Я положил ружье и связал ему руки. Затем снял ватник и накинул ему на плечи, голову покрыл моей шапкой. Он не ожидал этого, удивился.
– Большое спасибо, – невольно пробормотал он.
Санитар не спускал с меня злобного взгляда, я улыбнулся ему:
– Извини, брат, не стал бы я с тобой так поступать, да что поделаешь, другого выхода нет.
На лице у него появилась презрительная ухмылка. Я поднял с земли солдатскую шапку с кокардой и надел на себя.
– Передай своему другу, суке-грузину, что мы в расчете, я забираю свою долю и ухожу.
Когда я уже поднялся на телегу, он крикнул мне вдогонку:
– Далеко не уедешь!
– Посмотрим!
Положил винтовку на козлы и сильно стегнул Монику концом кнута.

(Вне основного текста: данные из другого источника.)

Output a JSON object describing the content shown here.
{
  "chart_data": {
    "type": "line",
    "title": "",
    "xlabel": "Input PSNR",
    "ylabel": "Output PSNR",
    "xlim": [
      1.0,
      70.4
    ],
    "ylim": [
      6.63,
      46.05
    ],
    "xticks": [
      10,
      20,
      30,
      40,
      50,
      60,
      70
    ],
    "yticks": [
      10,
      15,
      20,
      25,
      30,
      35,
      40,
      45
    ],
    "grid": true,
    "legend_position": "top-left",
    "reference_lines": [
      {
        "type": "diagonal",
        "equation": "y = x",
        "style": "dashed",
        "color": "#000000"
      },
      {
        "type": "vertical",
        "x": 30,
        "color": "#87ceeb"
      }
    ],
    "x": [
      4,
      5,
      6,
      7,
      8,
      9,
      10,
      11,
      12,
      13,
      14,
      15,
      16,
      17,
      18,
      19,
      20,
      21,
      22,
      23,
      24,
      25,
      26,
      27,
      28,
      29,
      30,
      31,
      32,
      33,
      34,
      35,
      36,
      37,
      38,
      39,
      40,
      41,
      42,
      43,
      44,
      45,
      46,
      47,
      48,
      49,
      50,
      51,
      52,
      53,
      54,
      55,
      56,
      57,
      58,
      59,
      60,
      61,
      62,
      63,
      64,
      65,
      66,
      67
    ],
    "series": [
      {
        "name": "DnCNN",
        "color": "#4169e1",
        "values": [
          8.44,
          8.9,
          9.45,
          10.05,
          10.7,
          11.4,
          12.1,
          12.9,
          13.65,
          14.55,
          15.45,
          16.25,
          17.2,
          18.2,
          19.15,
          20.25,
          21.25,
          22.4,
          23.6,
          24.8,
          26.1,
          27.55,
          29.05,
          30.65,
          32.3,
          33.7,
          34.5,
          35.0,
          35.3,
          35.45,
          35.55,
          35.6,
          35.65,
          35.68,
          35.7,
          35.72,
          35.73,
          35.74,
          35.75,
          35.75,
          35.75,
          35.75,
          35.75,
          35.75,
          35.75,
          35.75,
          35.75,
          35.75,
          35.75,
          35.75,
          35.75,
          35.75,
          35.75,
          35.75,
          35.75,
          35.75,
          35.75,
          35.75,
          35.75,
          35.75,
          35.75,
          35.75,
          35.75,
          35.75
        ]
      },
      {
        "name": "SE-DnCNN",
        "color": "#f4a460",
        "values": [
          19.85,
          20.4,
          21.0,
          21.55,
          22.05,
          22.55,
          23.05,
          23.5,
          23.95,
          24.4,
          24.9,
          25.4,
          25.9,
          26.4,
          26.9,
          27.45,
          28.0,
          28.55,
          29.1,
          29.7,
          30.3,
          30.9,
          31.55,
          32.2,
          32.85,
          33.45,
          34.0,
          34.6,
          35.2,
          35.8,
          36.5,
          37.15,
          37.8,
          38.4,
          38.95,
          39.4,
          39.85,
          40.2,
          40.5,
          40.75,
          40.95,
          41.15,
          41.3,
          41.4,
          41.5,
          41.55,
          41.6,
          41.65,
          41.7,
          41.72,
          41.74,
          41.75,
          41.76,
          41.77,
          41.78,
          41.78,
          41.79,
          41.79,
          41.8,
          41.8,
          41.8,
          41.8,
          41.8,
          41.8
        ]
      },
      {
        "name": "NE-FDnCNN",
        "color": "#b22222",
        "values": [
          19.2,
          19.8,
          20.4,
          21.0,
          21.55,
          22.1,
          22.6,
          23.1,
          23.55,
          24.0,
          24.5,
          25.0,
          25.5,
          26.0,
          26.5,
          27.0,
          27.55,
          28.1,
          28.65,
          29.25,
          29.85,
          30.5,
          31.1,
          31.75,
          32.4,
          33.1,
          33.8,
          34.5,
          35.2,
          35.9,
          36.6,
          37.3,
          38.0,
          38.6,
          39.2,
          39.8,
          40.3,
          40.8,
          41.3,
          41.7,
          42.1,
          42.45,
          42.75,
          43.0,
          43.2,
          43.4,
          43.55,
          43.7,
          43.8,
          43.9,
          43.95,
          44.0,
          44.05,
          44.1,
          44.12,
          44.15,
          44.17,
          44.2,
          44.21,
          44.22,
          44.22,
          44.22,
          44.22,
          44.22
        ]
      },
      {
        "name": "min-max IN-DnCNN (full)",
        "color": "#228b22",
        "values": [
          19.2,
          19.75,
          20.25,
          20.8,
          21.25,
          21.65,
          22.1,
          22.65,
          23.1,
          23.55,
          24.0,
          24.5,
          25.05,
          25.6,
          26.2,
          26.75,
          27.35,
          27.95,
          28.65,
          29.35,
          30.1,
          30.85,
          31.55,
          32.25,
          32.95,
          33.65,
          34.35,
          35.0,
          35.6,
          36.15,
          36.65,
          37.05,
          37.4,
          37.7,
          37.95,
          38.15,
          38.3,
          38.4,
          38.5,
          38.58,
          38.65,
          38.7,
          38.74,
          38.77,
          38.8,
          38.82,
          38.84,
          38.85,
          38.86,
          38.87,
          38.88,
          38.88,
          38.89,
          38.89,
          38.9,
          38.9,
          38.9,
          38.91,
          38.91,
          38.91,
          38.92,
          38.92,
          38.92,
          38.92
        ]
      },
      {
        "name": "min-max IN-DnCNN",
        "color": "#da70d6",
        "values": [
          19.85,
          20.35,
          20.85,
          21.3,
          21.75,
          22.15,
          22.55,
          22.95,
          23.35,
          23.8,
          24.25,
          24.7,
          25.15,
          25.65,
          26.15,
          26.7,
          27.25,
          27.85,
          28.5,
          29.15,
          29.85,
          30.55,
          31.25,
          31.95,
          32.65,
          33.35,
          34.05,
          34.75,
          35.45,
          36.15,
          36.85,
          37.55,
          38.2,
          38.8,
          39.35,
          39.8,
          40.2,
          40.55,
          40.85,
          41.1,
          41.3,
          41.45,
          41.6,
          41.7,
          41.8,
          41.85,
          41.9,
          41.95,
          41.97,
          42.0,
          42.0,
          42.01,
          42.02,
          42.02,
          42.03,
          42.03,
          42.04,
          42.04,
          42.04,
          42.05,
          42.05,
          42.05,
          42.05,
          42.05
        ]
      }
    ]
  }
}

Заскрипела ось телеги, и мы тронулись. Вдалеке показались трое саней чукчей, они скользили по снегу, следуя друг за другом.
Из ноздрей Моники шел пар, я нещадно стегал ее длинным кнутом, сердце у меня замирало от страха, как бы не сломалась ось телеги или не отвалилось колесо, так быстро нам еще никогда не приходилось ездить. Я еле удерживался на козлах. Моника устала, ее шатало, но в конце концов мы добрались до дороги, которую назвать дорогой можно было только условно – кое-где на снежном насте были видны следы от полозьев саней, вот и все. Эта дорога шла между двумя небольшими пригорками. Телегу я завел за пригорок, мешочки с золотом сложил в рюкзак, достал оттуда бинокль и поднялся на возвышение.
Долго я всматривался в ледяную пустыню, ничего не было видно, потом я повернулся в сторону кладбища, поправил фокус, и меня как током ударило. У санитара руки были свободны, и он снимал веревку с ног.
«Боже мой, знал же я, какой он силач, надо было еще одной веревкой связать, под конец я сам мог это сделать», – у меня перехватило дыхание. Ведь я надеялся, что, когда их найдут связанными, я буду уже далеко. А теперь, если они раньше времени попадут в лагерь, смогу ли я выбраться отсюда, меня могут догнать, – запаниковал я, но страшное, оказывается, было впереди. Санитар подошел к солдату, снял с него шапку и отбросил подальше. Потом поднял валявшийся на снегу молоток и изо всей силы, раз пять-шесть, ударил его по голове и прикончил. Я понял, что ошибся, нельзя было упоминать доктора. Офицеры госбезопасности подвесили бы его за ноги, чтоб добиться правды и узнать, что за счеты мы свели и какую долю я унес. Солдат не видел мешочков с песком, но между сказанным мною и вырытым гробом найти связь было нетрудно. Ясно, что за санитара тоже бы взялись. Так что доктору было бы нелегко выпутаться из этой истории.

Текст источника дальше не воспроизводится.